I don't understand how. The only difference I see is whether the interprocess communication parts are coded into the language itself or whether they're coded into a library. It could theoretically make the problem more difficult to put it in the language itself. Instead of only affecting the programs that use that library, now your concurrency features could potentially affect any program written in your language.

Could you give me an example of a concurrency feature that really, truly benefits from being in the language and not the standard library? I simply can't think of any examples.




For the real answer to this question, attempt to implement a generic serialization syntax for Haskell that requires no work by the user to use. Not even declaring typeclasses. Not even requiring Typeable to be implemented. Just feed it a datatype, and even if the other end has a different version of the software installed (which can happen in a distributed system, after all), it'll all Just Work to some degree.

Erlang has that, because it has its datatypes and a defined serialization for them and there is nothing in the language that is not those datatypes. It also doesn't permit you to layer any type-level assertions about those types into a user type. In fact, Erlang basically has no concept of user types. (Records are syntax sugar around the built-in tuple.) Since the Erlang data types are so weak, an automated serialization can be built that requires no work to use. But that doesn't come without cost

If you don't start with that, you have to use some sort of introspection to examine data types, and you probably don't have a good story for what to do if two ends have totally different ideas about those datatypes, or how to upgrade running processes where you literally want to change the datatype without shutting the process down. The stronger your type system, the harder that gets. The easier it is, the weaker your type system must be. Erlang's capabilities don't come for free, they exist because they wrote their (non-)type system so that their data structures never have any guarantees in them that don't trivially travel across the network. This has its own issues; Erlang has just about the weakest types you can have without actually having arbitrary casts, and that has consequences too.

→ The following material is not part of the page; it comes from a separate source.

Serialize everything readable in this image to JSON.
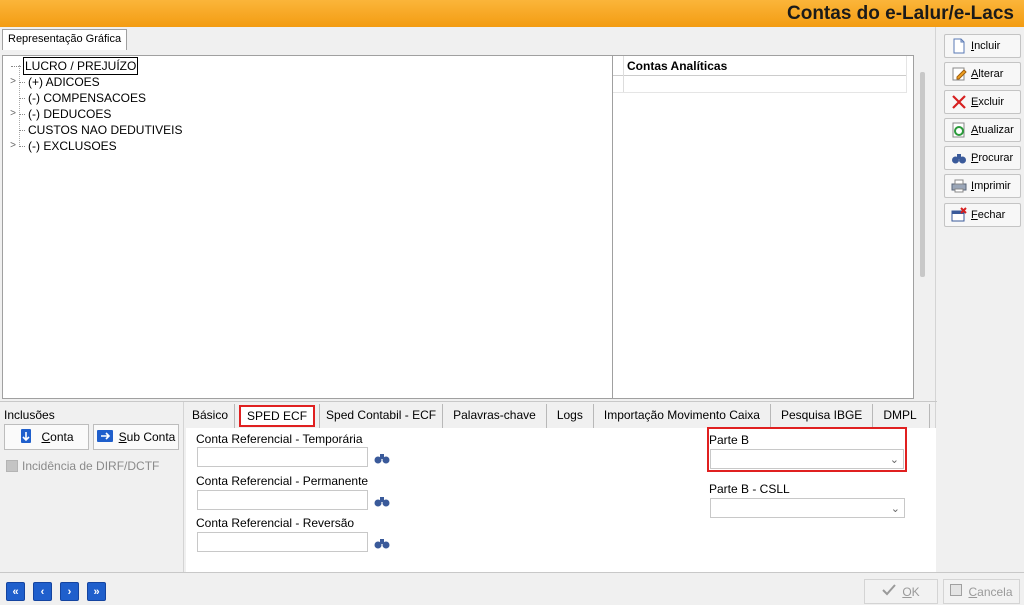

There are a handful of characteristics in a language, like its type system, that have radical impacts throughout the language and no amount of library jiggery-pokery can completely paper over. Another example not entirely relevant to cross-process concurrency (but not entirely irrelevant) is immutability; no amount of library work can turn a mutable language into an immutable language.


This comment resonates with me especially well today.

I've been attempting to work with GWT and the serialization issues are entertaining (did you implement IsSerializable? is there a no-arg constructor? Do all of the classes your class depend on have the same? Did you remember to recompile the GWT/JS code to update the serialization white list? etc.).

It makes me appreciate more playing with Erlang a while back and shooting data around being so simple.


> Could you give me an example of a concurrency feature that really, truly benefits from being in the language and not the standard library?

Isn't that a bit of a loaded question? In some academic sense, an ideal programming system might have a kernel language that is probably rather small and certainly clean, flexible and extensible in its feature set, and then almost everything else built on top of that kernel in libraries. In practical programming systems, the perfect kernel has proven rather elusive, though.

It's rather like the question of whether a standard library should be small, clean and extensible or comprehensive with a good-enough version of everything. Many of us might be inclined toward the former approach from an academic/theoretical/intuitive point of view, but in practice, just about every widely used programming language from the past two decades has come with a batteries-included library. While those libraries are often criticised for various technical weaknesses, and many of those weaknesses are never addressed because it's too much work, these systems are still good enough for most users out of the box.